C’est une idée assez commune que révolutions et guerres sont filles de pauvreté. Mais ce n’est qu’une demi-vérité. Ce ne sont point les pauvres qui sont redoutables, ce sont les humiliés et les offensés. L’aiguillon du besoin ne fait qu’un animal peureux ; pensée de vol, non pensée de vengeance. Et la pensée s’occupe toute à chercher un repas après l’autre. Tête et ventre. Les passions veulent du loisir, et un sang riche. On croit que la faim conduirait à la colère ; mais c’est là une pensée d’homme bien nourri. Dans le fait une extrême faim tarit d’abord les mouvements de luxe, et premièrement la colère. J’en dirais autant du besoin de dormir, plus impérieux peut-être que la faim. Ainsi la colère ne serait pas naturellement au service des désirs, comme on veut d’abord croire.

Pourquoi je conduis mes pensées par là ? C’est que Platon dit quelque chose d’étonnant au sujet de la colère. Il dit qu’elle est toujours l’alliée de la tête ; et toujours contre le ventre. Je repoussais d’abord cette idée, mais j’aperçois maintenant qu’il y a de l’indignation en beaucoup de colères, et enfin que c’est l’idée d’une injustice supposée, à tort ou à raison, qui les allume toutes. Que l’homme ait besoin de beaucoup de choses, et ne règne sur ses désirs qu’en leur cédant un peu, cela n’explique pas encore les passions. C’est que cette condition, commune à tous, n’humilie personne. Le travail n’humilie point. Bien mieux on ne trouverait pas un homme sur mille qui s’arrangeât de ne rien faire, et d’être gorgé comme un nourrisson. Gagner sa vie, cela ne fait point peine, et même fait plaisir. Ce qui irrite c’est l’idée que ce salaire bien gagné ne vienne pas par le travail seul comme un lièvre pris à la chasse, mais dépende encore de la volonté et du jugement de quelqu’un. L’idée d’un droit est dans toute colère, et Platon n’a pas parlé au hasard.
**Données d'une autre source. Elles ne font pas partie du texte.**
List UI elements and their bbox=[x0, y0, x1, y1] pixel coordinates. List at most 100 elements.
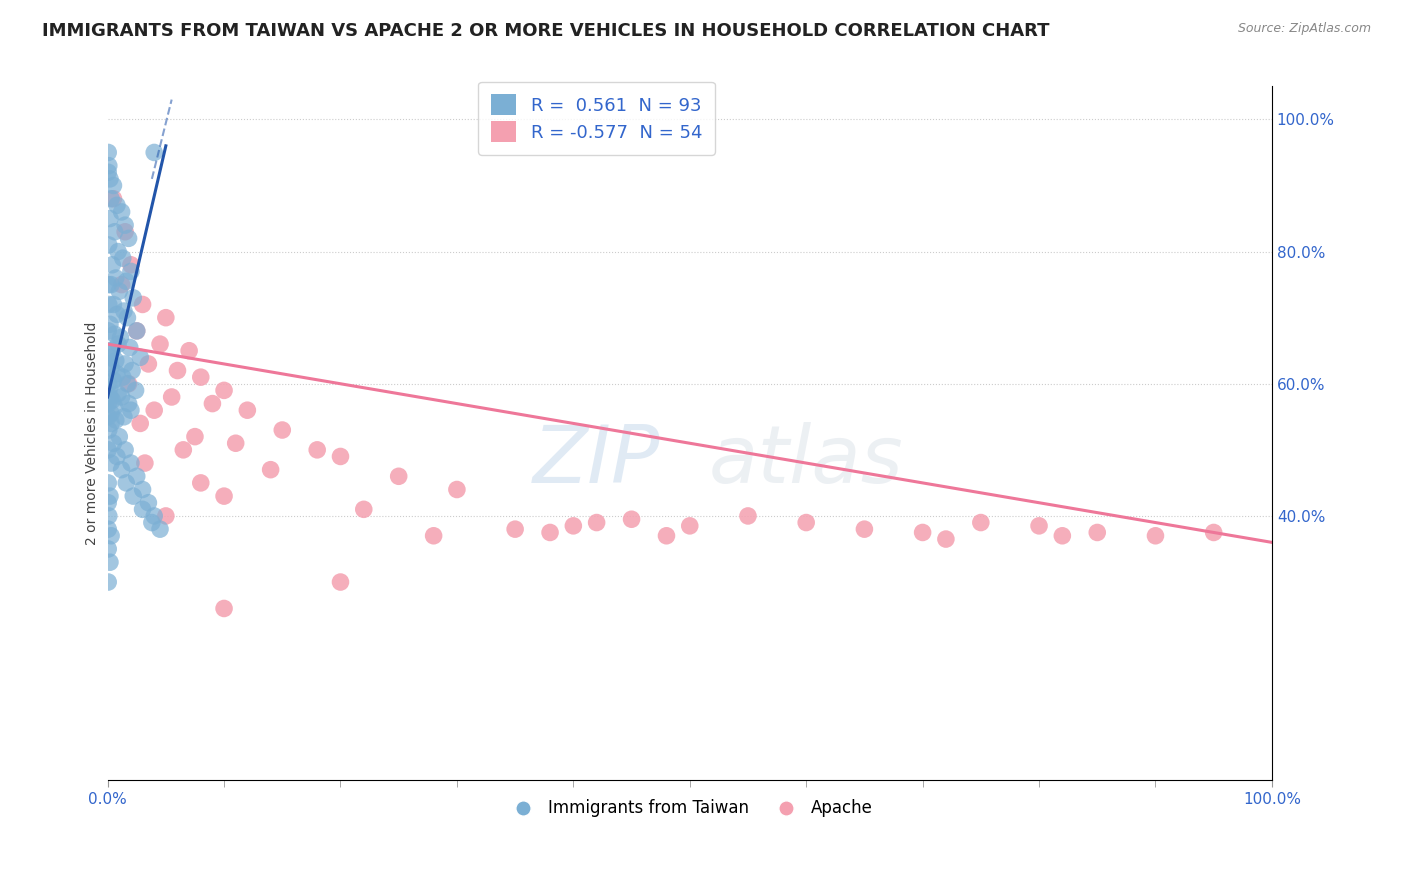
Point bbox=[166, 363, 188, 377]
Point bbox=[149, 337, 172, 351]
Point bbox=[110, 330, 132, 344]
Point bbox=[120, 258, 142, 272]
Point bbox=[112, 409, 135, 424]
Point bbox=[101, 393, 124, 408]
Point bbox=[114, 225, 136, 239]
Point bbox=[585, 516, 607, 530]
Point bbox=[1085, 525, 1108, 540]
Point bbox=[97, 508, 120, 523]
Point bbox=[184, 430, 207, 444]
Point bbox=[120, 264, 142, 278]
Point bbox=[103, 178, 125, 193]
Point bbox=[271, 423, 294, 437]
Point bbox=[117, 396, 139, 410]
Point bbox=[125, 324, 148, 338]
Point bbox=[100, 407, 122, 421]
Point bbox=[100, 456, 122, 470]
Point bbox=[97, 396, 120, 410]
Point bbox=[98, 172, 121, 186]
Point bbox=[212, 489, 235, 503]
Point bbox=[353, 502, 375, 516]
Point bbox=[124, 384, 146, 398]
Point bbox=[236, 403, 259, 417]
Point bbox=[155, 310, 177, 325]
Point bbox=[104, 400, 127, 414]
Point bbox=[97, 159, 120, 173]
Point bbox=[114, 357, 136, 371]
Point bbox=[104, 327, 127, 342]
Point bbox=[100, 277, 122, 292]
Point bbox=[101, 258, 124, 272]
Point bbox=[108, 430, 131, 444]
Point bbox=[911, 525, 934, 540]
Point bbox=[107, 244, 129, 259]
Point bbox=[446, 483, 468, 497]
Point bbox=[131, 483, 153, 497]
Point bbox=[100, 529, 122, 543]
Point bbox=[118, 340, 141, 354]
Point bbox=[620, 512, 643, 526]
Point bbox=[122, 291, 145, 305]
Point bbox=[120, 456, 142, 470]
Point bbox=[655, 529, 678, 543]
Point bbox=[935, 532, 957, 546]
Point bbox=[201, 396, 224, 410]
Point bbox=[538, 525, 561, 540]
Point bbox=[111, 251, 134, 265]
Point bbox=[107, 386, 129, 401]
Point bbox=[97, 496, 120, 510]
Point bbox=[114, 442, 136, 457]
Point bbox=[97, 343, 120, 358]
Point bbox=[111, 370, 134, 384]
Point bbox=[190, 475, 212, 490]
Point bbox=[115, 475, 138, 490]
Point bbox=[1052, 529, 1074, 543]
Point bbox=[97, 575, 120, 590]
Point bbox=[108, 284, 131, 298]
Legend: Immigrants from Taiwan, Apache: Immigrants from Taiwan, Apache bbox=[501, 793, 880, 824]
Point bbox=[117, 310, 139, 325]
Point bbox=[97, 324, 120, 338]
Point bbox=[190, 370, 212, 384]
Point bbox=[117, 376, 139, 391]
Point bbox=[98, 211, 121, 226]
Point bbox=[100, 360, 122, 375]
Point bbox=[103, 374, 125, 388]
Point bbox=[120, 403, 142, 417]
Point bbox=[105, 450, 128, 464]
Point bbox=[101, 343, 124, 358]
Point bbox=[104, 271, 127, 285]
Point bbox=[1028, 519, 1050, 533]
Point bbox=[97, 357, 120, 371]
Point bbox=[143, 508, 166, 523]
Point bbox=[172, 442, 194, 457]
Point bbox=[97, 277, 120, 292]
Point bbox=[112, 304, 135, 318]
Text: IMMIGRANTS FROM TAIWAN VS APACHE 2 OR MORE VEHICLES IN HOUSEHOLD CORRELATION CHA: IMMIGRANTS FROM TAIWAN VS APACHE 2 OR MO… bbox=[42, 22, 1050, 40]
Y-axis label: 2 or more Vehicles in Household: 2 or more Vehicles in Household bbox=[86, 322, 100, 545]
Point bbox=[970, 516, 993, 530]
Point bbox=[125, 469, 148, 483]
Text: atlas: atlas bbox=[709, 422, 904, 500]
Point bbox=[131, 502, 153, 516]
Point bbox=[129, 351, 152, 365]
Point bbox=[155, 508, 177, 523]
Point bbox=[679, 519, 702, 533]
Point bbox=[117, 376, 139, 391]
Point bbox=[97, 145, 120, 160]
Point bbox=[307, 442, 329, 457]
Point bbox=[98, 318, 121, 332]
Point bbox=[114, 218, 136, 232]
Point bbox=[97, 423, 120, 437]
Point bbox=[562, 519, 585, 533]
Point bbox=[121, 363, 143, 377]
Point bbox=[212, 601, 235, 615]
Text: Source: ZipAtlas.com: Source: ZipAtlas.com bbox=[1237, 22, 1371, 36]
Point bbox=[737, 508, 759, 523]
Point bbox=[97, 165, 120, 179]
Point bbox=[104, 413, 127, 427]
Point bbox=[110, 463, 132, 477]
Point bbox=[141, 516, 163, 530]
Point bbox=[422, 529, 444, 543]
Point bbox=[98, 555, 121, 569]
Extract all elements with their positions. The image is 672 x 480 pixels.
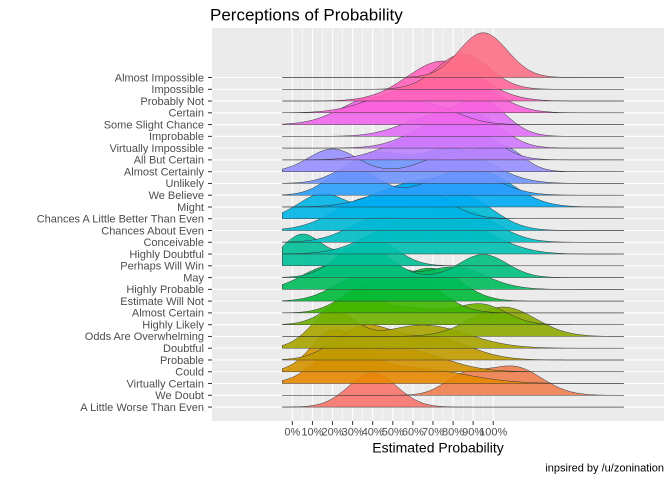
y-tick-label: May xyxy=(183,272,204,284)
y-tick-label: Certain xyxy=(169,108,204,120)
y-tick-label: Virtually Certain xyxy=(127,378,204,390)
y-tick-label: Virtually Impossible xyxy=(109,143,204,155)
ridge-odds-are-overwhelming xyxy=(282,306,624,337)
x-tick-label: 90% xyxy=(462,427,484,439)
x-tick-label: 10% xyxy=(301,427,323,439)
x-tick-label: 100% xyxy=(479,427,507,439)
y-tick-label: Could xyxy=(175,367,204,379)
x-axis: 0% 10%20%30%40%50%60%70%80%90%100% xyxy=(284,421,508,439)
y-tick-label: Probable xyxy=(160,355,204,367)
y-tick-label: Estimate Will Not xyxy=(120,296,204,308)
y-tick-label: Almost Certainly xyxy=(124,166,205,178)
x-tick-label: 20% xyxy=(322,427,344,439)
x-axis-title: Estimated Probability xyxy=(372,440,504,456)
x-tick-label: 80% xyxy=(442,427,464,439)
x-tick-label: 70% xyxy=(422,427,444,439)
ridges xyxy=(282,32,625,408)
y-tick-label: Highly Likely xyxy=(142,319,204,331)
y-tick-label: Conceivable xyxy=(143,237,204,249)
y-tick-label: Improbable xyxy=(149,131,204,143)
y-tick-label: We Believe xyxy=(149,190,204,202)
y-tick-label: Doubtful xyxy=(163,343,204,355)
y-tick-label: Chances About Even xyxy=(101,225,204,237)
y-tick-label: Almost Impossible xyxy=(115,72,204,84)
y-tick-label: Might xyxy=(177,202,204,214)
y-tick-label: Some Slight Chance xyxy=(104,119,204,131)
y-tick-label: Highly Probable xyxy=(126,284,204,296)
y-tick-label: Perhaps Will Win xyxy=(120,261,204,273)
ridge-almost-impossible xyxy=(282,32,624,78)
y-tick-label: Impossible xyxy=(151,84,204,96)
y-tick-label: Highly Doubtful xyxy=(129,249,204,261)
y-tick-label: Unlikely xyxy=(165,178,204,190)
y-tick-label: We Doubt xyxy=(155,390,204,402)
y-tick-label: All But Certain xyxy=(134,155,204,167)
x-tick-label: 50% xyxy=(382,427,404,439)
x-tick-label: 30% xyxy=(342,427,364,439)
y-tick-label: Probably Not xyxy=(140,96,204,108)
chart-title: Perceptions of Probability xyxy=(210,6,403,25)
y-tick-label: Odds Are Overwhelming xyxy=(85,331,204,343)
y-tick-label: Chances A Little Better Than Even xyxy=(37,214,204,226)
y-tick-label: Almost Certain xyxy=(132,308,204,320)
x-tick-label: 0% xyxy=(284,427,300,439)
x-tick-label: 40% xyxy=(362,427,384,439)
chart-caption: inpsired by /u/zonination xyxy=(545,463,664,475)
y-tick-label: A Little Worse Than Even xyxy=(80,402,204,414)
x-tick-label: 60% xyxy=(402,427,424,439)
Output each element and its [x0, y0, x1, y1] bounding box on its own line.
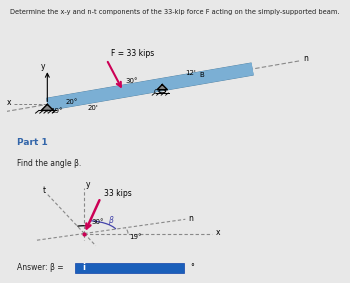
- Text: β: β: [108, 216, 113, 225]
- Text: B: B: [199, 72, 204, 78]
- Text: n: n: [303, 54, 308, 63]
- Text: Answer: β =: Answer: β =: [17, 263, 66, 272]
- Text: t: t: [42, 186, 46, 195]
- Text: F = 33 kips: F = 33 kips: [112, 49, 155, 58]
- Polygon shape: [157, 85, 167, 90]
- Text: i: i: [82, 263, 85, 272]
- Text: 30°: 30°: [92, 219, 104, 225]
- Text: °: °: [190, 263, 194, 272]
- Text: 33 kips: 33 kips: [104, 189, 132, 198]
- Text: n: n: [189, 214, 194, 223]
- Text: C: C: [154, 89, 159, 95]
- Polygon shape: [41, 104, 53, 110]
- Text: 20°: 20°: [66, 98, 78, 104]
- Text: x: x: [215, 228, 220, 237]
- Text: Part 1: Part 1: [17, 138, 48, 147]
- Text: y: y: [86, 180, 90, 189]
- Text: 30°: 30°: [126, 78, 138, 83]
- Text: Determine the x-y and n-t components of the 33-kip force F acting on the simply-: Determine the x-y and n-t components of …: [10, 9, 340, 15]
- Text: 19°: 19°: [130, 234, 142, 240]
- Text: Find the angle β.: Find the angle β.: [17, 159, 81, 168]
- FancyBboxPatch shape: [75, 263, 184, 273]
- Text: 19°: 19°: [50, 108, 63, 114]
- Text: 20': 20': [88, 105, 98, 111]
- Text: x: x: [7, 98, 12, 107]
- Text: y: y: [41, 61, 45, 70]
- Text: 12': 12': [186, 70, 196, 76]
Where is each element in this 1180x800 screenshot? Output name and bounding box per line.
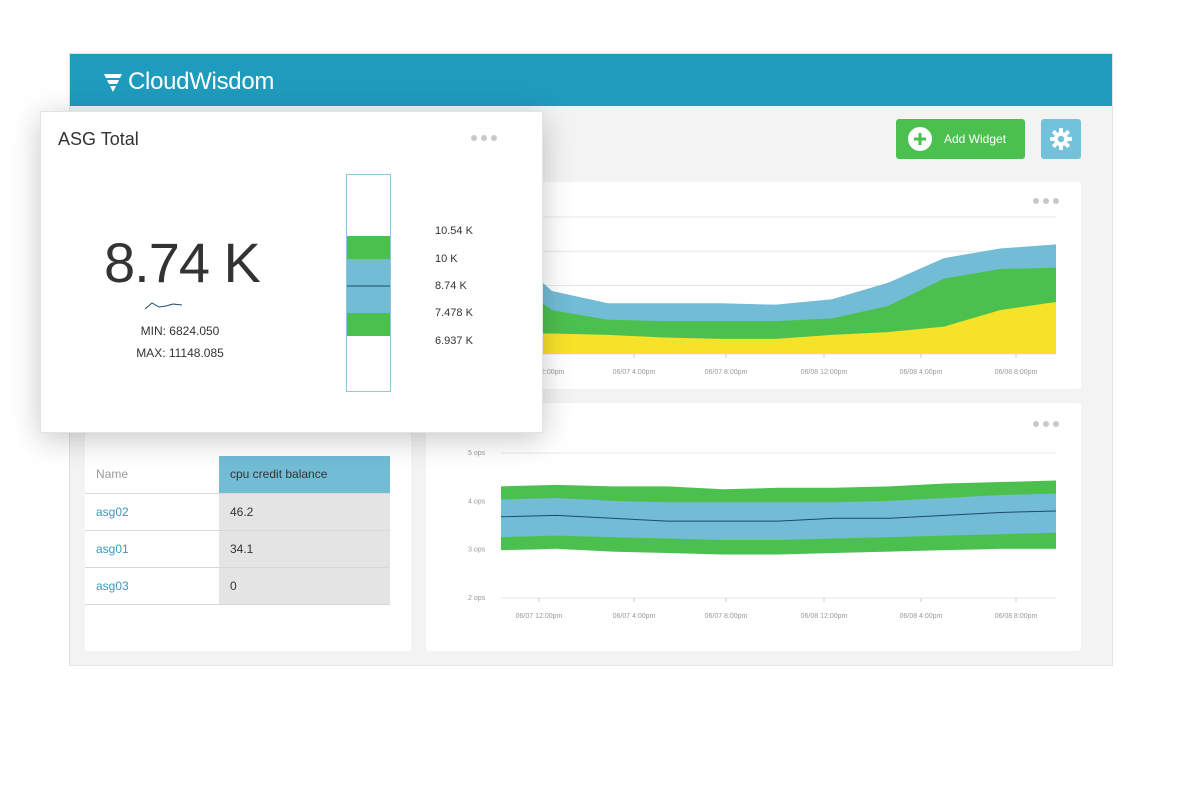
row-name-link[interactable]: asg03 (85, 567, 219, 605)
area-series (496, 301, 1056, 354)
row-value: 0 (219, 567, 390, 605)
x-tick-label: 06/08 12:00pm (801, 369, 848, 376)
cpu-credit-table: Name cpu credit balance asg02 46.2 asg01… (85, 456, 390, 605)
scale-label: 8.74 K (435, 280, 467, 292)
top-bar: CloudWisdom (70, 54, 1112, 106)
y-tick-label: 5 ops (468, 450, 486, 457)
current-value: 8.74 K (104, 231, 261, 294)
brand-logo[interactable]: CloudWisdom (102, 68, 274, 96)
brand-name: CloudWisdom (128, 68, 275, 95)
cloudwisdom-logo-icon (104, 74, 122, 92)
widget-title: ASG Total (58, 129, 139, 149)
more-options-icon[interactable] (1033, 421, 1059, 427)
gear-icon (1050, 128, 1072, 150)
scale-label: 6.937 K (435, 335, 473, 347)
table-row[interactable]: asg02 46.2 (85, 493, 390, 531)
x-tick-label: 06/08 8:00pm (995, 369, 1038, 376)
more-options-icon[interactable] (1033, 198, 1059, 204)
x-tick-label: 06/08 12:00pm (801, 613, 848, 620)
column-header-name[interactable]: Name (85, 456, 219, 494)
min-value: MIN: 6824.050 (140, 324, 220, 338)
dashboard-app: CloudWisdom Add Widget (69, 53, 1113, 666)
settings-button[interactable] (1041, 119, 1081, 159)
row-name-link[interactable]: asg01 (85, 530, 219, 568)
scale-label: 7.478 K (435, 307, 473, 319)
scale-label: 10.54 K (435, 225, 473, 237)
band-series (501, 493, 1056, 540)
x-tick-label: 06/07 12:00pm (516, 613, 563, 620)
band-chart: 5 ops 4 ops 3 ops 2 ops 06/07 12:00pm 06/07 4… (468, 450, 1057, 620)
max-value: MAX: 11148.085 (136, 346, 224, 360)
x-tick-label: 06/08 4:00pm (900, 613, 943, 620)
table-row[interactable]: asg03 0 (85, 567, 390, 605)
asg-total-widget[interactable]: ASG Total 8.74 K MIN: 6824.050 MAX: 1114… (40, 111, 543, 433)
x-tick-label: 06/07 4:00pm (613, 613, 656, 620)
y-tick-label: 4 ops (468, 498, 486, 505)
y-tick-label: 2 ops (468, 595, 486, 602)
plus-circle-icon (908, 127, 932, 151)
band-chart-panel: 5 ops 4 ops 3 ops 2 ops 06/07 12:00pm 06/07 4… (426, 403, 1081, 651)
x-tick-label: 06/08 8:00pm (995, 613, 1038, 620)
x-tick-label: 06/07 8:00pm (705, 369, 748, 376)
add-widget-button[interactable]: Add Widget (896, 119, 1025, 159)
row-value: 34.1 (219, 530, 390, 568)
scale-label: 10 K (435, 253, 458, 265)
row-name-link[interactable]: asg02 (85, 493, 219, 531)
x-tick-label: 06/07 4:00pm (613, 369, 656, 376)
more-options-icon[interactable] (471, 135, 497, 141)
y-tick-label: 3 ops (468, 547, 486, 554)
x-tick-label: 06/07 8:00pm (705, 613, 748, 620)
add-widget-label: Add Widget (944, 132, 1007, 146)
table-row[interactable]: asg01 34.1 (85, 530, 390, 568)
range-bar (346, 174, 391, 392)
column-header-cpu-credit-balance[interactable]: cpu credit balance (219, 456, 390, 494)
median-line (500, 510, 1057, 522)
sparkline-icon (144, 302, 183, 310)
row-value: 46.2 (219, 493, 390, 531)
x-tick-label: 06/08 4:00pm (900, 369, 943, 376)
table-panel: Name cpu credit balance asg02 46.2 asg01… (85, 403, 411, 651)
table-header-row: Name cpu credit balance (85, 456, 390, 494)
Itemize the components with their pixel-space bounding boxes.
Ce qu’il importe ici de comprendre, c’est que la colère est encore un principe d’ordre, dont on voit tout de suite qu’il enferme une contradiction. L’erreur est de compter sur la colère et de prendre pour bonnes ses raisons sans craindre assez les moyens qui lui sont ordinaires. Et voilà pourquoi de tous les projets de paix, on voit revenir la guerre dont le principe est exactement dans une colère soutenue par l’apparence d’un droit.

Alain, Propos sur des philosophes (posthume, 1961), LXXXII Un sage, un lion, une hydre aux cent têtes, Propos du 15 février 1926

 

Notes

(1) Platon, La république, livre IX.

(2) C’est ce que demande Don Diègue à son fils Rodrigue à la scène 5 de l’acte I du Cid (1637) de Pierre Corneille (1606-1684).

(3) Personnage du Misanthrope (1666) de Molière (1622-1673).